TOSSA DE MAREnlarge map
In this fishing town, protected in ancient times by its walls, gastronomy has become the common thread connecting the fishing tradition and today’s maritime culture.
– Tossa Lighthouse (41.715594, 2.934421)
Essential infrastructure for sailing and fishing – Tossa de Mar
Passeig de Vila Vella – town centre
Built in 1917 in the highest part of the Tossa headland, the 15-metre-tall Tossa de Mar lighthouse, still operational, is the youngest lighthouse on the Costa Brava. It was built in order to meet the need to guide fishing and transportation vessels between Palamós and Calella, on the Maresme Coast.
At night, its white light, with groups of three flashes followed by a single flash, still guides fishing boats today. During the day, the lighthouse is open to visitors and offers an obstacle-free view of the sea stretching out from the Tossa headland.
The lighthouse is now home to the “Tossa Lighthouse. A century of maritime signals on the Costa Brava” interpretation centre, which explains the history and technology of the lighthouse, helping visitors to understand how it has evolved in parallel with the transformation of its setting.
– Es Racó (41.717884, 2.933383)
Mooring zone for fishing boats on the beach – Tossa de Mar
Beach area between the walkway of the Riera de Tossa (dry riverbed) and the old walls
Es Racó is a coarse sand section of beach located at the southern edge of Tossa de Mar’s Platja Gran (Main Beach), right next to the town’s old walled enclosure, the Vila Vella (Old Town). Thanks to its location, sheltered from the wind, Es Racó is the best place to moor boats out of the water, and this is where the town’s small gear fishing boats are kept.
– Ses Peixateries (41.717747, 2.932236)
Place where fish was sold until the mid-1990s – Tossa de Mar
C/ Ses Peixateries – town centre
This part of the Tossa’s Vila Nova (New Town – outside the old town walls) has always been known as “Ses Peixateries” (“The Fish Stalls”), since this is the place where fish was auctioned and sold until 1994. This space, covered by a porch, conserves the old counter from which fish was sold, along with the sculpture of a fishwife, by Ció Abellí, created in tribute to and in remembrance of the fishwives who worked here.
– Chapel of Mare de Déu dels Socors (41.718513, 2.931971)
Seafarers’ chapel in the town centre – Tossa de Mar
C/ de la Mare de Déu dels Socors – town centre
It is said that the construction of this 16th-century single-nave chapel was commissioned by a sailor, Antoni Caixa, as a token of his gratitude to Our Lady of Perpetual Help after he was saved from a shipwreck. Located on the Camí Ral (Royal Way) connecting Girona to Lloret de Mar (the present-day Carrer dels Socors), it became a place of worship for seafarers of all kinds.

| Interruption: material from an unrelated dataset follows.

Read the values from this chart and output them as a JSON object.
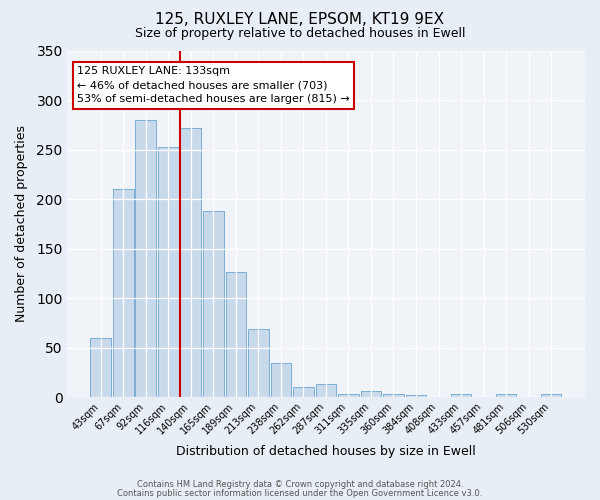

Its present-day appearance, with a gable roof and double-arched bell gable, dates from the 18th century, when this detached chapel was remodelled. It remains a place of worship open to visitors.
– Remendadora (Fishing Net Mender) (41.720645, 2.932795)
Sculpture dedicated to the women who repaired fishing nets – Tossa de Mar
Jardins de l’av. de Palma – town centre
This bronze sculpture was created by the artist Josep Puig in tribute to the town’s remendadores (fish net menders). The mothers, wives or daughters of fishermen traditionally carried out the work of mending fishing nets. Their work began on the beach once the boats reached shore. Once the fish was unloaded, the nets were stretched out in the sun to dry. Fish net mending is one of the most ancient maritime trades plied by women.